Our particular use case (i.e. simulating aquatic temperature and nutrient dynamics in a flooding river, using a 2D irregular grid of flows from hydrodynamic models) will likely need both of the limitations that are addressed by @feefladder's PRs (inout with foreign variables and user-defined process order), as our first task is to reproduce the same results produced by a set of legacy Fortran modules.

Should I then perhaps fork and build from @feefladder's fork? Or can we work toward merging those PRs?

Fortunately the first module for temperature is much simpler, and doesn't need those capabilities, so we can get started with the upstream master.

Also, our long-term goal is to couple with many existing models (using BMI), and one of those models has been implemented in Landlab, which I know was one of your inspirations. That's going to lead some to ask us why we don't just implement these water nutrient processes in Landlab. My thinking is that xarray-simlab is leaner, possibly more flexible, likely to perform better given that it integrates xarray and dask at its core. The later is particularly important, as the hydrodynamic models to which we are coupling have large grids and small time steps. To your knowledge, is my reasoning defensible?

Should I then perhaps fork and build from @feefladder's fork? Or can we work toward merging those PRs?

It would be nice to eventually have this functionality available here.

Also, our long-term goal is to couple with many existing models (using BMI)

I had in mind of eventually implementing a BMI class that can wrap an xsimlab.Model instance such that a BMI compliant model can be dynamically created from any xarray-simlab model with minimal manual setup. But perhaps you rather want the other way around, i.e., run BMI models within xarray-simlab processes? I guess it could also be possible to write a wrapper of a process class for that... The nice thing is that both BMI and xarray-simlab allow easy access to model metadata programmatically.

My thinking is that xarray-simlab is leaner, possibly more flexible, likely to perform better given that it integrates xarray and dask at its core. The later is particularly important, as the hydrodynamic models to which we are coupling have large grids and small time steps.

So far I've only used numpy arrays inside xarray-simlab processes and I've used dask through xarray-simlab mainly for running multiple simulations in parallel. However, given how xarray, dask and zarr are tightly integrated between each other there is a good chance that using dask arrays within model processes and/or as model input variables will "just" work (or after small adjustments).

That said, xarray-simlab provides a fairly high-level of abstraction that sometimes makes it also difficult to track down performance or other issues, which requires to be careful when setting-up and running simulations. For example, it happened that we were struggling with the very slow execution of some batches of simulations before figuring out that xarray-simlab was just writing too many (and large) model output snapshots at the same time via dask and zarr (IO bottleneck).

Also, using dask for both computing process variables and running models in parallel will likely perform badly.

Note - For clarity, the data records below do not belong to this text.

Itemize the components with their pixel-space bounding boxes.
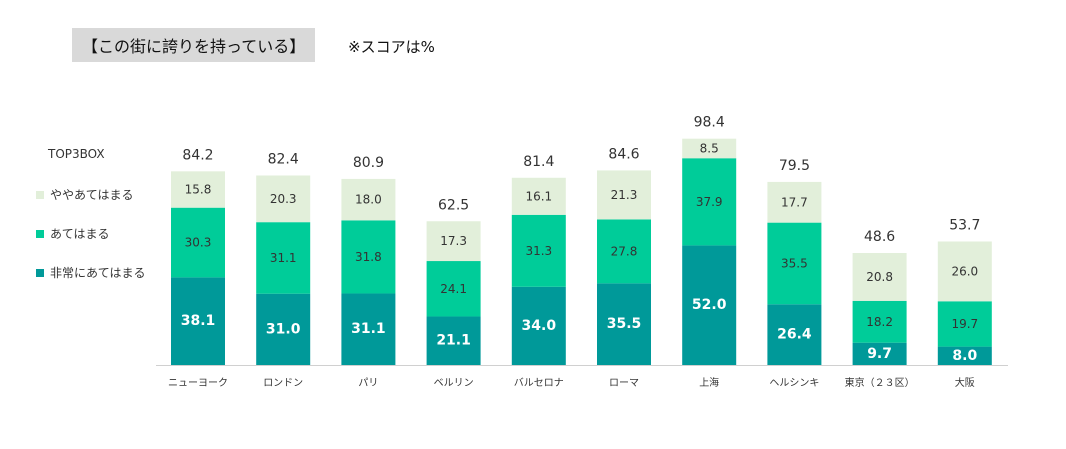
bar-segment xyxy=(341,220,396,294)
bar-segment-label: 31.8 xyxy=(355,250,382,264)
x-tick-label: 東京（２３区） xyxy=(845,376,915,389)
bar-segment-label: 26.0 xyxy=(951,264,978,278)
legend-item-somewhat: ややあてはまる xyxy=(36,186,134,203)
bar-segment xyxy=(767,304,822,365)
bar-segment-label: 20.8 xyxy=(866,270,893,284)
bar-segment xyxy=(341,293,396,365)
bar-segment xyxy=(426,316,481,365)
bar-segment xyxy=(511,286,566,365)
bar-segment xyxy=(511,177,566,215)
bar-segment-label: 20.3 xyxy=(270,192,297,206)
bar-total-label: 82.4 xyxy=(268,151,299,167)
bar-segment xyxy=(597,219,651,284)
x-tick-label: ヘルシンキ xyxy=(769,378,819,389)
bar-segment xyxy=(937,346,992,365)
bar-segment xyxy=(767,222,822,305)
bar-segment xyxy=(937,241,992,302)
bar-segment-label: 31.0 xyxy=(266,321,301,337)
bar-segment-label: 31.1 xyxy=(270,251,297,265)
legend-title: TOP3BOX xyxy=(48,147,105,161)
bar-segment-label: 52.0 xyxy=(692,297,727,313)
bar-segment-label: 16.1 xyxy=(525,189,552,203)
legend-label-strongly: 非常にあてはまる xyxy=(50,266,146,280)
x-tick-label: 大阪 xyxy=(955,376,975,389)
legend-swatch-somewhat xyxy=(36,190,44,199)
bar-segment xyxy=(256,222,311,294)
legend-label-somewhat: ややあてはまる xyxy=(50,188,134,202)
bar-total-label: 62.5 xyxy=(438,197,469,213)
bar-segment-label: 31.3 xyxy=(525,244,552,258)
bar-segment-label: 15.8 xyxy=(185,183,212,197)
x-tick-label: ロンドン xyxy=(263,378,303,389)
bar-segment-label: 38.1 xyxy=(181,313,216,329)
bar-segment-label: 18.0 xyxy=(355,193,382,207)
legend-label-applies: あてはまる xyxy=(50,227,110,241)
bar-segment-label: 37.9 xyxy=(696,195,723,209)
bar-segment-label: 26.4 xyxy=(777,327,812,343)
bar-segment-label: 17.3 xyxy=(440,234,467,248)
legend-item-strongly: 非常にあてはまる xyxy=(36,264,146,281)
x-tick-label: ニューヨーク xyxy=(168,377,228,389)
bar-segment xyxy=(171,277,225,365)
bar-total-label: 79.5 xyxy=(779,158,810,174)
chart-title: 【この街に誇りを持っている】 xyxy=(72,28,316,62)
bar-segment-label: 35.5 xyxy=(607,316,642,332)
bar-segment-label: 30.3 xyxy=(185,236,212,250)
bar-segment-label: 21.3 xyxy=(611,188,638,202)
bar-segment xyxy=(937,301,992,347)
bar-total-label: 98.4 xyxy=(694,115,725,131)
bar-segment xyxy=(426,221,481,262)
bar-segment xyxy=(511,214,566,287)
bar-segment-label: 8.5 xyxy=(700,141,719,155)
bar-segment xyxy=(256,293,311,365)
bar-segment xyxy=(682,158,737,246)
bar-segment-label: 27.8 xyxy=(611,244,638,258)
bar-segment xyxy=(597,283,651,365)
bar-total-label: 81.4 xyxy=(523,154,554,170)
bar-segment-label: 17.7 xyxy=(781,195,808,209)
bar-segment xyxy=(256,175,311,223)
legend-swatch-strongly xyxy=(36,268,44,277)
bar-segment-label: 34.0 xyxy=(522,318,557,334)
bar-segment xyxy=(171,207,225,278)
bar-segment xyxy=(682,245,737,365)
x-tick-label: バルセロナ xyxy=(514,377,564,389)
bar-segment-label: 31.1 xyxy=(351,321,386,337)
bar-segment xyxy=(852,342,907,365)
bar-segment-label: 19.7 xyxy=(951,317,978,331)
legend: TOP3BOX ややあてはまる あてはまる 非常にあてはまる xyxy=(36,147,146,280)
bar-segment-label: 35.5 xyxy=(781,256,808,270)
bar-segment xyxy=(426,261,481,317)
bar-segment-label: 18.2 xyxy=(866,315,893,329)
bar-total-label: 53.7 xyxy=(949,217,980,233)
bar-segment-label: 9.7 xyxy=(867,346,892,362)
bar-segment xyxy=(852,252,907,301)
x-tick-label: ローマ xyxy=(609,378,639,389)
bar-segment xyxy=(171,171,225,208)
legend-swatch-applies xyxy=(36,229,44,238)
bar-total-label: 84.6 xyxy=(608,146,639,162)
bar-segment xyxy=(597,170,651,220)
x-tick-label: 上海 xyxy=(699,376,719,389)
bar-total-label: 84.2 xyxy=(182,147,213,163)
bar-segment xyxy=(852,300,907,343)
bar-total-label: 80.9 xyxy=(353,155,384,171)
bar-total-label: 48.6 xyxy=(864,229,895,245)
x-tick-label: ベルリン xyxy=(434,377,474,389)
bar-segment xyxy=(682,138,737,159)
bar-segment-label: 8.0 xyxy=(952,348,977,364)
legend-item-applies: あてはまる xyxy=(36,225,110,242)
bar-segment-label: 21.1 xyxy=(436,333,471,349)
score-note: ※スコアは% xyxy=(348,38,435,56)
bar-segment-label: 24.1 xyxy=(440,282,467,296)
bar-segment xyxy=(341,178,396,221)
x-tick-label: パリ xyxy=(358,377,378,389)
bar-segment xyxy=(767,181,822,223)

Using xarray DataArrays inside processes is discussed in #141.

(This discussion is drifting away from the original topic of this issue... shall we move it to a new discussion topic?)

@benbovy, thanks for all these very helpful responses! I agree that this discussion is probably distracting from the named issue. I should have created a new issue from the start! I like the idea of moving it to a new discussion topic, but I think you need to enable it for this repo. By the way, thanks for pointing me to #141. I'm very interested in keeping/leveraging the xarray metadata as much as possible, and trying to move toward a zero-copy approach as much as possible in all my processes. Our current implementation has lots of memory over-runs because we didn't keep track of that very well.